Strona:PL Edgar Wallace - Bractwo Wielkiej Żaby.pdf/186

Ta strona została przepisana.

— Pańskie nazwisko jest łajdak! — rzekł Elk. — Ale rad będę posłuchać, co mi pan ma do powiedzenia. Może pan usiąść.
Dick ujrzał błysk w oczach schwytanego. Elk zauważył to także.
— Radzę panu, Balder, nie pokładać teraz nadziei w żadnych głupich kawałach, jakie mogliby nam spłatać pańscy służący. Pięćdziesięciu dzielnych ludzi, z których większość zna pan osobiście, otacza ten dom.
— Oświadczam panu, panie inspektorze, że popełnił pan omyłkę, która będzie pana drogo kosztowała, — rzekł więzień gniewnie. — Jeżeli Anglik nie może już siedzieć we własnym salonie i... — spojrzał na stół, —... przysłu-chiwać się koncertowi radjowemu z Hagi bez interwencji policji, to czas już najwyższy, aby położyć kres tej tyranji.
Chodził gniewnie po pokoju i kopnął przytem jeden z dwóch trójnogów, stojących przy kominku. Trójnóg przewrócił się. Wydawało się to mczem więcej, jak nerwowym ruchem człowieka, który nie wie już w złości, co robi. Nawet Elk nie dostrzegł w tem nic, co mogłoby go pobudzić do obaw.
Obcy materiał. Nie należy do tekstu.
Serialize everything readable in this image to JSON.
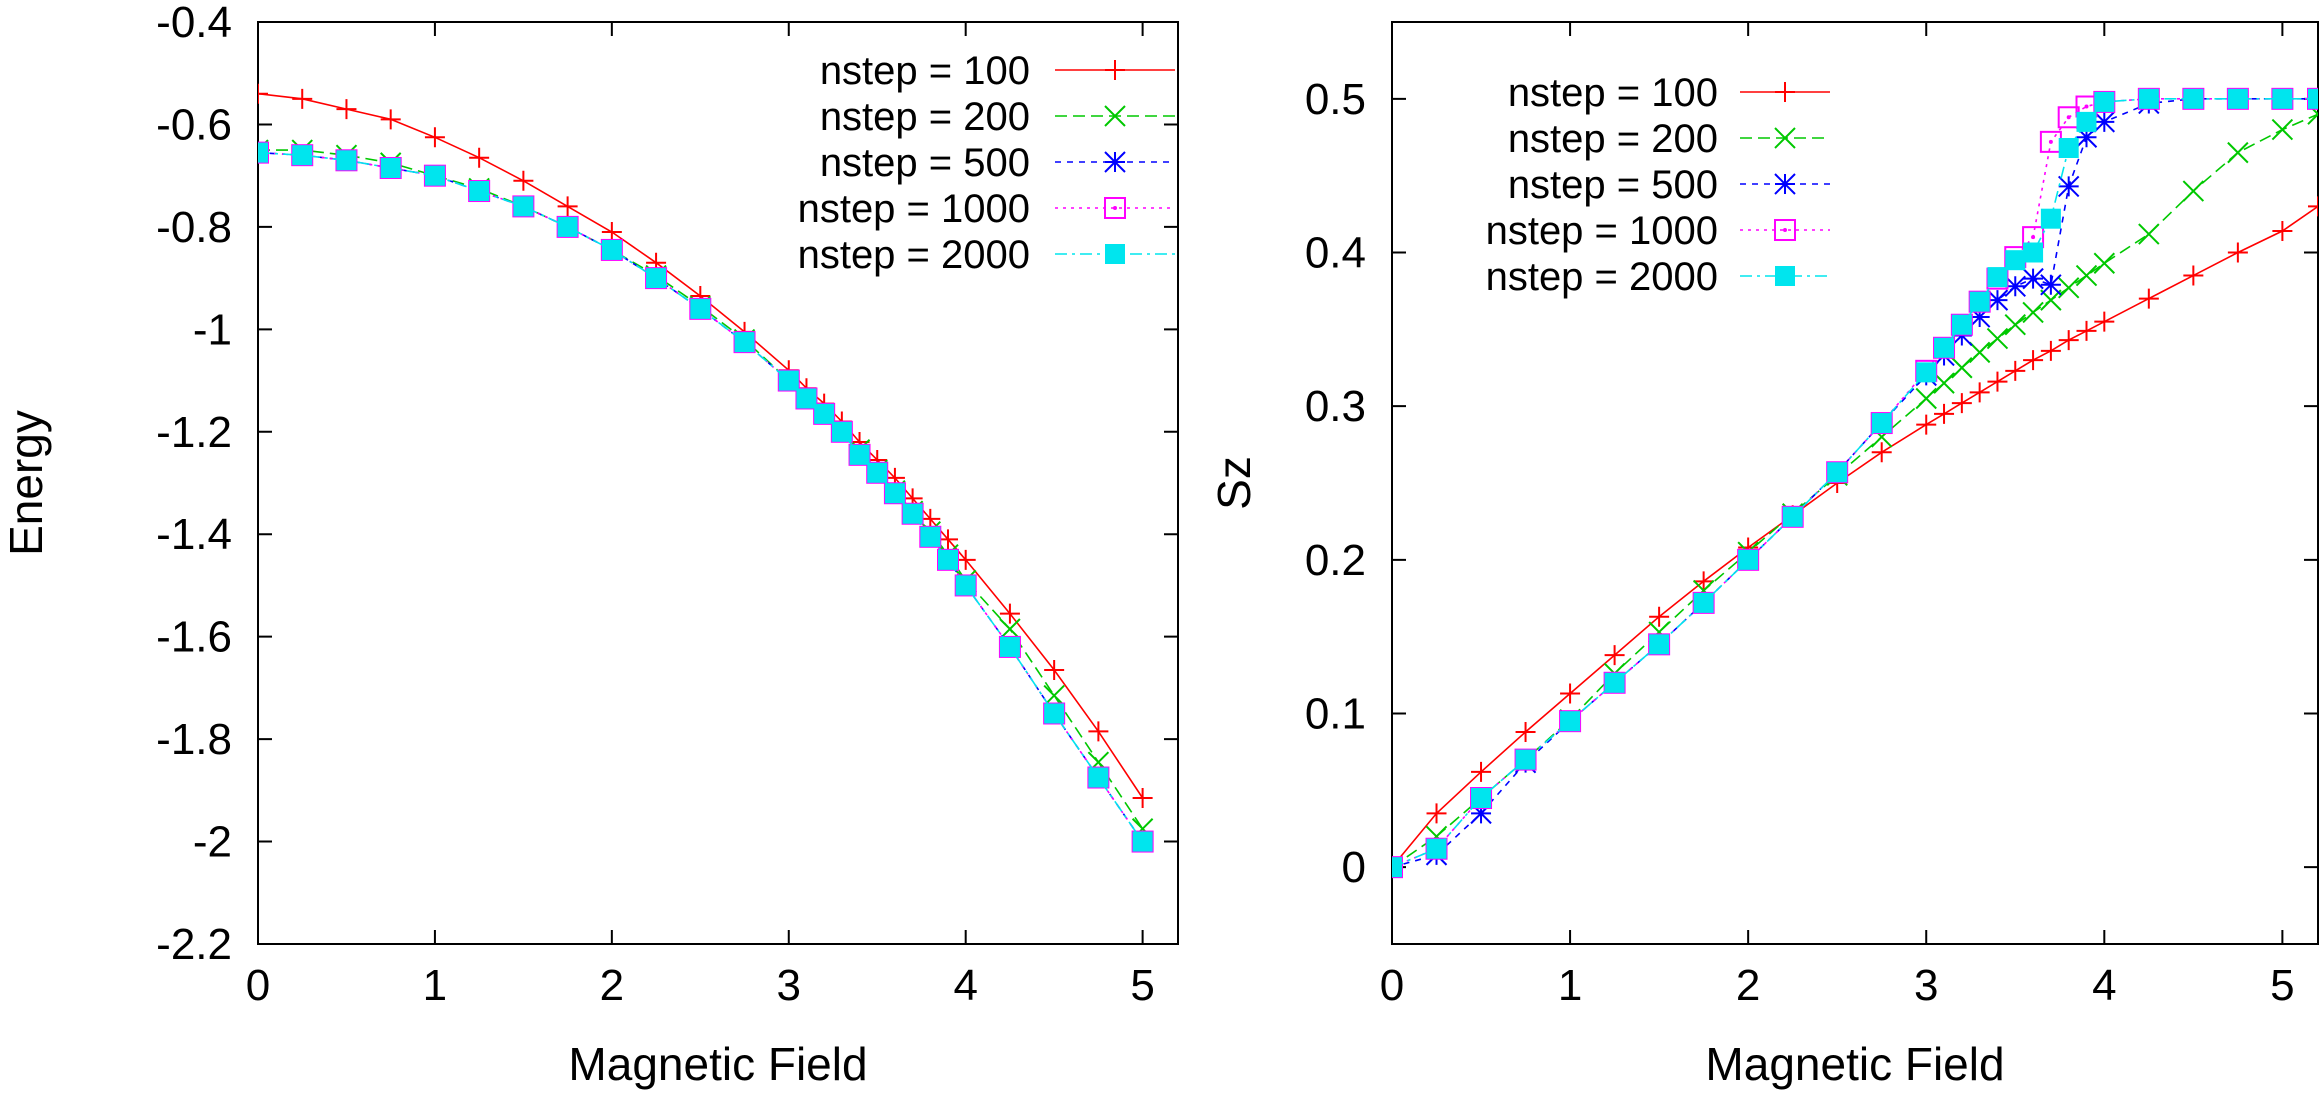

— Nie wiem, za kogo mnie pan uważa! — wołał więzień. — Jedyne, co mogę panu powiedzieć, to... — i nagle rzucił się bokiem na płytę kominka.
Ale Elk był zwinniejszy. Chwycił go za kołnierz, odciągnął od zapadni i rzucił na środek pokoju.
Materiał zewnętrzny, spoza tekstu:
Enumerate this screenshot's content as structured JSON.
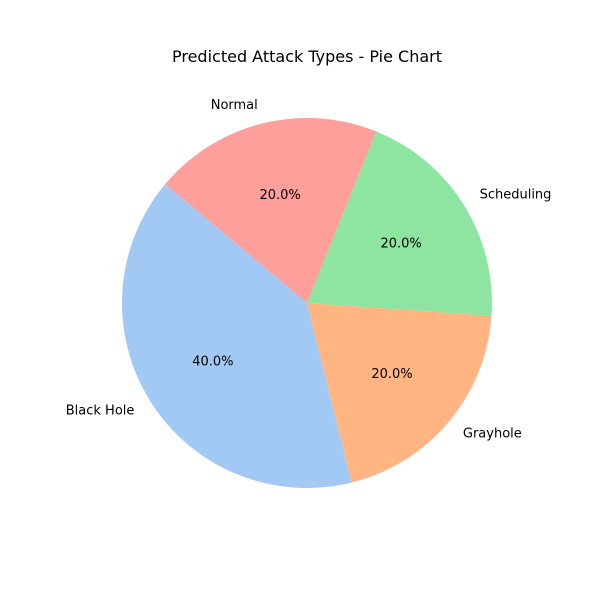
{
  "chart_data": {
    "type": "pie",
    "title": "Predicted Attack Types - Pie Chart",
    "slices": [
      {
        "label": "Black Hole",
        "value": 40.0,
        "pct_label": "40.0%",
        "color": "#a1c9f4"
      },
      {
        "label": "Grayhole",
        "value": 20.0,
        "pct_label": "20.0%",
        "color": "#ffb482"
      },
      {
        "label": "Scheduling",
        "value": 20.0,
        "pct_label": "20.0%",
        "color": "#8de5a1"
      },
      {
        "label": "Normal",
        "value": 20.0,
        "pct_label": "20.0%",
        "color": "#ff9f9b"
      }
    ],
    "start_angle_deg": 140,
    "direction": "counterclockwise",
    "legend": "none"
  }
}
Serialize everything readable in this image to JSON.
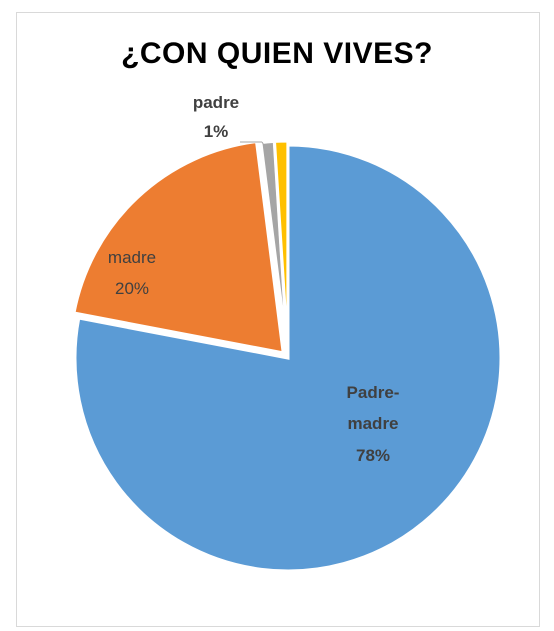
{
  "chart_data": {
    "type": "pie",
    "title": "¿CON QUIEN VIVES?",
    "slices": [
      {
        "label": "Padre-madre",
        "value": 78,
        "value_label": "78%",
        "color": "#5b9bd5"
      },
      {
        "label": "madre",
        "value": 20,
        "value_label": "20%",
        "color": "#ed7d31"
      },
      {
        "label": "padre",
        "value": 1,
        "value_label": "1%",
        "color": "#a5a5a5"
      },
      {
        "label": "",
        "value": 1,
        "value_label": "",
        "color": "#ffc000"
      }
    ],
    "legend": "none"
  }
}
Zaczęli się zmagać, ale siły Baldera wzrosły w rozpaczy w dwójnasób.
Krzyk jego usłyszano. Za drzwiami rozległo się pukanie i gniewna wrzawa głosów.
Potem nastąpił szereg donośnych eksplozyj, gdyż armja detektywów biegła przez murawę, nie zważając na wystrzały alarmowe.